Mississippi House Apportionment and Elections Chairman Rep. Noah Sanford, R-Collins (pictured), supported a bill in the 2024 legislative session to prevent election officials from changing polling places within 60 days of an election. But a Senate committee led by Sen. Jeremy England, R-Vancleave, killed the bill on April 2, 2024. On the same day, Sanford’s committee also killed a bill England introduced that would have made 15 days of early voting an option in Mississippi. AP Photo/Rogelio V. Solis

Editor’s Note | Democracy Dies in Politics

It’s that time in the Mississippi legislative session again when the House and Senate are massacring one another’s bills, leaving dreams to die and wishes unfulfilled. And democracy is caught in the crossfires once again as one bill after another that could have expanded suffrage and increased ballot access died.
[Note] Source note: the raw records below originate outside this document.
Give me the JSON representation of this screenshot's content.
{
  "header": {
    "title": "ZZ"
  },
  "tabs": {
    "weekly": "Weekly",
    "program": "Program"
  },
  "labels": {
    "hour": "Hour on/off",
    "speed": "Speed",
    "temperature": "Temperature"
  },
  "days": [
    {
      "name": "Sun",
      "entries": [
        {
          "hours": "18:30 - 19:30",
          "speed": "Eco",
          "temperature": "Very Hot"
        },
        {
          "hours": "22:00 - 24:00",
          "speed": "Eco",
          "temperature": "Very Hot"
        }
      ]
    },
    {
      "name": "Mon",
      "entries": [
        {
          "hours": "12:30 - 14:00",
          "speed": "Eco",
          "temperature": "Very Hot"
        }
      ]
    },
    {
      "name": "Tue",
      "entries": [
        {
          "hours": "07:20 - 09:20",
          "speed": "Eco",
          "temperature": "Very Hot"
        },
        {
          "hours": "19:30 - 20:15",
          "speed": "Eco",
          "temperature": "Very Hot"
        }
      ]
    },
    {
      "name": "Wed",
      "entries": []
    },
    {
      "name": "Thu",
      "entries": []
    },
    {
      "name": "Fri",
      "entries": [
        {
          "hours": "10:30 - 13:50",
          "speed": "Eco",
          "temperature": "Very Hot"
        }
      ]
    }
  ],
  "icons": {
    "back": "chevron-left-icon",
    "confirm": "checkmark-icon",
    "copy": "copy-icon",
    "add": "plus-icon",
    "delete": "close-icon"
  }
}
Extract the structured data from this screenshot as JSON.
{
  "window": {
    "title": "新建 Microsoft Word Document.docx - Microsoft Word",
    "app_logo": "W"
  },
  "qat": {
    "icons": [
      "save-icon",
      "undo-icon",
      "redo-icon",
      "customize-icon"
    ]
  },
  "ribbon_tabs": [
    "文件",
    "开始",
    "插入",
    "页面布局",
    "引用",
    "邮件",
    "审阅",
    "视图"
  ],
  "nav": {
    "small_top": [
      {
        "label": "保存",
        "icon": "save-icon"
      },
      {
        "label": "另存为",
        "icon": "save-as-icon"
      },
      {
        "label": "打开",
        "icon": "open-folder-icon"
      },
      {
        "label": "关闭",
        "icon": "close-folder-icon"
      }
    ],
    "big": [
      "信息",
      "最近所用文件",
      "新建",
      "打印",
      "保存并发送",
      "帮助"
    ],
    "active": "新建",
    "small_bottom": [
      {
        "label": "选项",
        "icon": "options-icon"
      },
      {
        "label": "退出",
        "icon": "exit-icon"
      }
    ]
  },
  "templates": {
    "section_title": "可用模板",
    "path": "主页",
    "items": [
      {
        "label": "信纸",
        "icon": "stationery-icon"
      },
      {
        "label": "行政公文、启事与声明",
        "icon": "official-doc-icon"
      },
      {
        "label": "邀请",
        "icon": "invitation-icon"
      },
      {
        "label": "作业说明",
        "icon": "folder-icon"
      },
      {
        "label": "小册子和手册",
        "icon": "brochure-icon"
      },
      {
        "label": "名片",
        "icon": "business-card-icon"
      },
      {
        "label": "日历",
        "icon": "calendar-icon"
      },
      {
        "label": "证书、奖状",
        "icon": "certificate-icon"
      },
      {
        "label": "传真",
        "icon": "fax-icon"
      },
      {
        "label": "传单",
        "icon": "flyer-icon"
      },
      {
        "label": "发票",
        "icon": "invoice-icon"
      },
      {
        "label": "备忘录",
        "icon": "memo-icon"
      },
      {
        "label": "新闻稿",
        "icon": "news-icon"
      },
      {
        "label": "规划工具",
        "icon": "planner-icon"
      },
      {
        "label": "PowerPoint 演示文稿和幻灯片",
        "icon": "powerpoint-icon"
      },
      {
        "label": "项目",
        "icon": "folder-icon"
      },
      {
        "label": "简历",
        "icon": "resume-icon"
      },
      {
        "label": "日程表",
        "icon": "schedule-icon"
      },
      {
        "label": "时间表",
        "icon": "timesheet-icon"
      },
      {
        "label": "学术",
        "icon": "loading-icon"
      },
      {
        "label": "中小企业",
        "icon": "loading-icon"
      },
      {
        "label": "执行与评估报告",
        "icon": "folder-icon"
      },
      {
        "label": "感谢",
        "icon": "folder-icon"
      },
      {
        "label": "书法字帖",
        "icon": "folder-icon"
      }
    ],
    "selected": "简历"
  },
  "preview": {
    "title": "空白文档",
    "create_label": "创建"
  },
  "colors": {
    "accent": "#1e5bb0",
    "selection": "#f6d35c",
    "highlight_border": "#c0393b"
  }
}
The House unanimously passed a bill that Rep. Zakiya Summers, D-Jackson, wrote in March that would have heavily restricted election officials from moving polling places within 60 days of an election—such as the sudden polling-place changes we reported that Hinds County election officials made just hours before polls opened in the August 2023 primaries. But the bill, which had support from House Apportionment and Elections Chairman Rep. Noah Sanford, R-Collins, died after Senate Elections Committee Chairman Sen. Jeremy England, R-Vancleave, declined to bring it up for a vote before an April 2 deadline.
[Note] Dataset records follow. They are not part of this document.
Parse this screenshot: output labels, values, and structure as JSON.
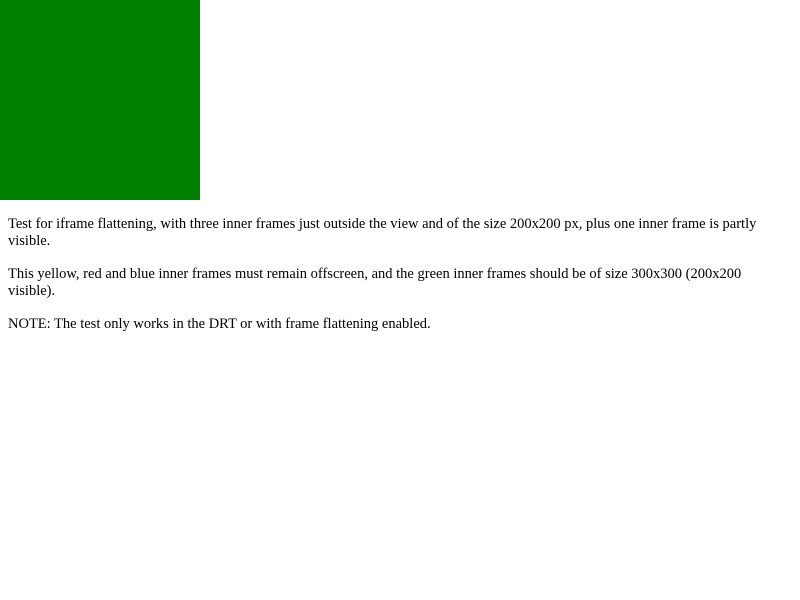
{
  "frames": {
    "green_color": "#008000"
  },
  "paragraphs": {
    "intro": "Test for iframe flattening, with three inner frames just outside the view and of the size 200x200 px, plus one inner frame is partly visible.",
    "expectation": "This yellow, red and blue inner frames must remain offscreen, and the green inner frames should be of size 300x300 (200x200 visible).",
    "note": "NOTE: The test only works in the DRT or with frame flattening enabled."
  }
}
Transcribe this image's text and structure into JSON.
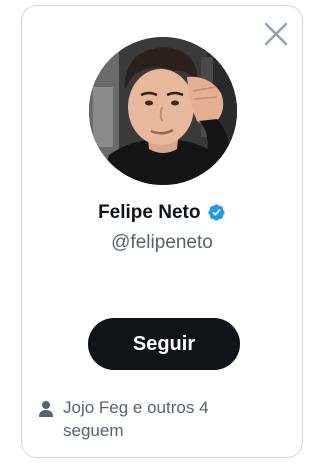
{
  "profile": {
    "display_name": "Felipe Neto",
    "handle": "@felipeneto",
    "verified": true
  },
  "actions": {
    "follow_label": "Seguir"
  },
  "social_context": {
    "text": "Jojo Feg e outros 4 seguem"
  },
  "icons": {
    "close": "close-icon",
    "verified": "verified-badge-icon",
    "person": "person-icon"
  },
  "colors": {
    "text_primary": "#0f1419",
    "text_secondary": "#536471",
    "verified_blue": "#1d9bf0",
    "close_icon": "#8fa3b0",
    "border": "#cfd9de",
    "button_bg": "#0f1419",
    "button_text": "#ffffff"
  }
}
The Senate overwhelmingly passed a bill that Sen. England authored in March that would have made universal early voting an option for 15 days before an election; it died in the Senate without a vote after Rep. Sanford chose not take it up for a vote in his House committee by the April 2 deadline. That left Mississippi along with Alabama, Delaware and New Hampshire as the only states with no early-voting options.

The House overwhelmingly passed a bill authored by Rep. Kabir Karriem, D-Columbus, in March that would have restored voting rights to people convicted of nonviolent crimes—specifically those listed as disenfranchising in an 1890 Jim Crow provision still in the Mississippi Constitution that were chosen because white supremacist lawmakers thought Black people were most likely to commit those crimes. But it died in the Senate after Senate Constitution Chairwoman Sen. Angela Burks Hill, R-Picayune, chose not to take it up for a vote by the April 2 deadline.
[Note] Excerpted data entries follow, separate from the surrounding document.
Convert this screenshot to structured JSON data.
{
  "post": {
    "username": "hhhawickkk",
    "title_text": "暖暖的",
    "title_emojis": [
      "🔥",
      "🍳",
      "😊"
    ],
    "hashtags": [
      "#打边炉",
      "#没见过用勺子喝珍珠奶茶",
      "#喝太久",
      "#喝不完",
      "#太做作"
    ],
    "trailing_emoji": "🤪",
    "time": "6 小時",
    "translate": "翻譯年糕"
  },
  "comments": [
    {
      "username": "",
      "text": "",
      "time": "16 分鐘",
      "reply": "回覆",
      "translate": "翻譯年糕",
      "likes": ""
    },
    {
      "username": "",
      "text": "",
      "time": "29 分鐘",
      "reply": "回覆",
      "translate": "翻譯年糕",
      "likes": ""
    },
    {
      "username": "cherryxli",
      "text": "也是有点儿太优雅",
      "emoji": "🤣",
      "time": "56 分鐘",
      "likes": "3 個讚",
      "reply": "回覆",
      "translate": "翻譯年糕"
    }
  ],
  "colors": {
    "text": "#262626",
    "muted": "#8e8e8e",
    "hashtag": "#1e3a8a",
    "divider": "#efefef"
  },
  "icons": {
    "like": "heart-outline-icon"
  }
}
Meanwhile, both the House and Senate have killed one another’s bills to restore the right of citizens to put issues on the ballot and vote on them, with the only remaining ballot initiative restoration bill dying in the Senate on April 2. Despite agreements on things like not restoring a full initiative process and preventing voters from changing the state’s near total abortion ban, this marks the third year the two chambers have failed to bring the ballot initiative back because of disagreements on other specifics.

As a news organization, our job is not to decide which bills should pass and which should fail, though we do believe it is good when public servants debate how best to grow and increase democracy.

We fight to protect and strengthen democracy in different ways, such as working to ensure voters know what the issues are and where candidates stand; making sure citizens know where their polling places are and when they change; fact-checking misleading claims from elected officials; and informing voters steps their lawmakers are taking that could affect elections, ballot access and the right to vote. And that’s what we’ll keep doing throughout the 2024 election cycle and beyond.